Frutillas masacradas
En mi libro de
lectura de primer grado -estoy hablando de 1969- en una de las páginas de la
izquierda, se contaba la siguiente historia:
Un montón de
frutillas estaban sobre la mesa de una cocina y se disponían a ser molidas por
una licuadora. Eran frutillas con cara, capaces de hablar y formular opiniones.
Lo curioso era que estaban contentas de su destino de aniquilación, abnegadas
hasta el punto de estar dispuestas a inmolarse, todas ellas. Todas, excepto
una, una frutillita muy chiquita, ¿una nena frutilla?, que se quería escapar.

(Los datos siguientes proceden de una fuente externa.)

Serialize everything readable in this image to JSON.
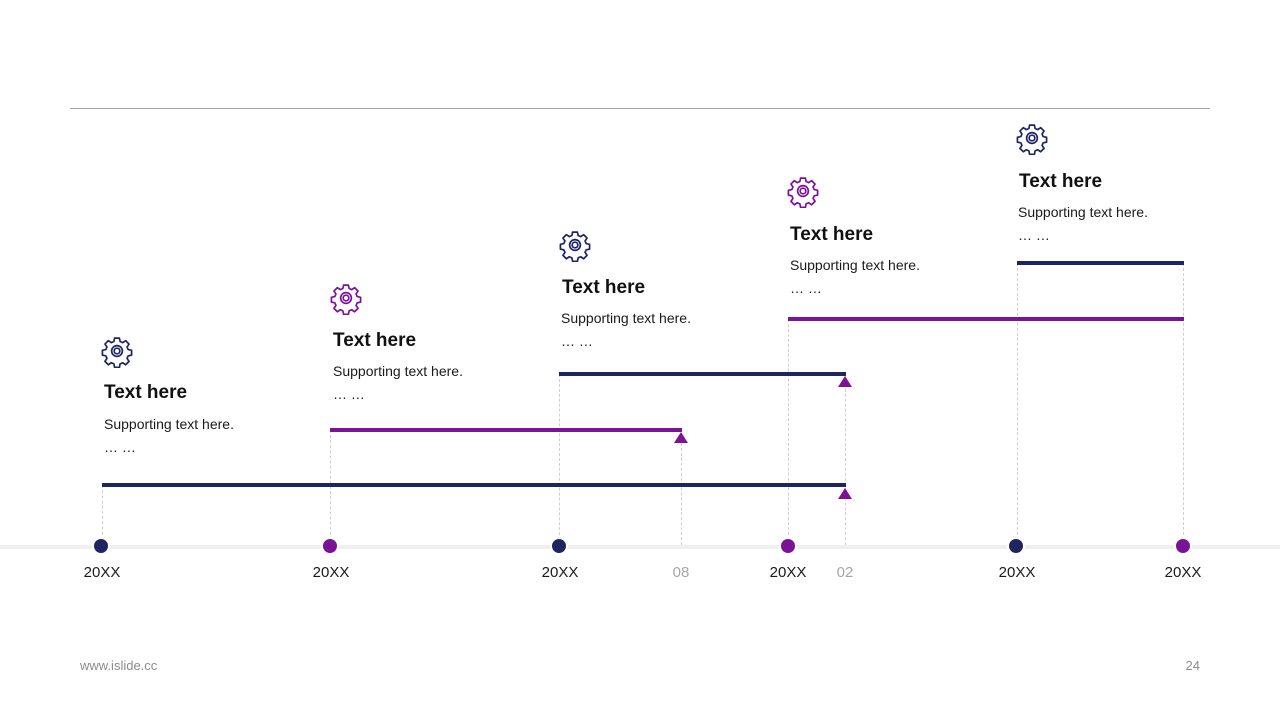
{
  "colors": {
    "navy": "#1f2560",
    "purple": "#7b1397",
    "axis": "#efefef",
    "rule": "#a6a6a6",
    "minor_label": "#a6a6a6"
  },
  "items": [
    {
      "title": "Text here",
      "sub1": "Supporting text here.",
      "sub2": "… …",
      "icon": "gear-icon",
      "color": "navy"
    },
    {
      "title": "Text here",
      "sub1": "Supporting text here.",
      "sub2": "… …",
      "icon": "gear-icon",
      "color": "purple"
    },
    {
      "title": "Text here",
      "sub1": "Supporting text here.",
      "sub2": "… …",
      "icon": "gear-icon",
      "color": "navy"
    },
    {
      "title": "Text here",
      "sub1": "Supporting text here.",
      "sub2": "… …",
      "icon": "gear-icon",
      "color": "purple"
    },
    {
      "title": "Text here",
      "sub1": "Supporting text here.",
      "sub2": "… …",
      "icon": "gear-icon",
      "color": "navy"
    }
  ],
  "axis_labels": [
    "20XX",
    "20XX",
    "20XX",
    "08",
    "20XX",
    "02",
    "20XX",
    "20XX"
  ],
  "footer": {
    "url": "www.islide.cc",
    "page": "24"
  }
}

Tenía cara de susto la frutillita y se veían sus piernitas muy decididas a
salir corriendo. Hasta que venía una señora frutilla, una maestra o una madre,
y le decía: “Si te vas, no te convertirás en el rico jugo que alimentará a este
niño”. Muy convincente había de ser el argumento porque la historia concluía:
“Y la frutillita se quedó”. En el ángulo inferior derecho de la hoja, el niño
en cuestión, merecedor de tamaño sacrificio, se tomaba el líquido rojo,
producto de la masacre.
Siempre me dio
pena la frutillita, su conato de rebelión terriblemente sano, ya que su vida
estaba en peligro, cortado de raíz por esa señora frutilla, tan directora de
escuela de aquellos años, con sus aires de sabelotodo, defendiendo valores por
lo menos cuestionables, que la obligaba a morir por una causa de la que la otra
no parecía nada convencida.
Y hasta el día de
hoy me sigo preguntando qué quería decirnos a los niños de seis años
quienquiera que fuese que escribió esa historia. Sin que me lo proponga, una de
las primeras asociaciones de ideas que me surge es la de frutillas-personas
desnudándose en orden para ser exterminadas en una licuadora-cámara de gas, una
niña que trata de huir y alguien que la retiene a último momento, para que
muera como todo el mundo.
Me dirán que a
esa edad probablemente yo no había oído hablar del holocausto. Seguramente, pero
sí había visto fotos de Anne Frank que mi mamá tenía pegadas en la cara interna
del placard de su habitación de soltera y lo poco y vago que me habían contado
me había impresionado bastante.
Lo que daba su
aspecto más terrorífico a la historia era sin duda el carácter antropomórfico
de los personajes, las expresiones de las frutillas. ¿Por qué unos seres que
tenían cara de personas tenían que morir para que otros se los comieran? ¿Si
eso no era una incitación al canibalismo? ¿Y por qué además estos seres, que no
por casualidad eran femeninos, estaban felices de sacrificarse? Abnegadas
frutillas que vertían su sangre por un vástago de ser humano.
Obediencia y
sumisión, sacrificio por una causa considerada superior, son valores de la
época. Castigar al rebelde, con más razón a la rebelde (se trata de una
frutilla), antes de que les contagie las ganas a otros u otras, antes de que
corra la noticia como reguero de pólvora. Matar la sublevación antes siquiera
que despunte.
El miedo de la
frutillita representa la mirada de la vaca que va al matadero resignada o el
sufrimiento de cualquiera de los muchos animales que son criados o cazados o
pescados para alimentarnos o vestirnos o darnos un capricho.
Los valores de la
época -me atrevo a afirmar- no son los mismos que los de ahora. Somos sin duda
menos obedientes y nos encanta gritar, sin mayor fundamento, que somos libres. Pero
seguimos masacrando ballenas como frutillas.
Los valores de
una época, de cualquier modo, no son unívocos, sino múltiples, heterogéneos y
están en perpetuo movimiento. Al fin y al cabo, por los mismos años del libro
de lectura, en otras partes del mundo cantaban “Strawberry fields forever”.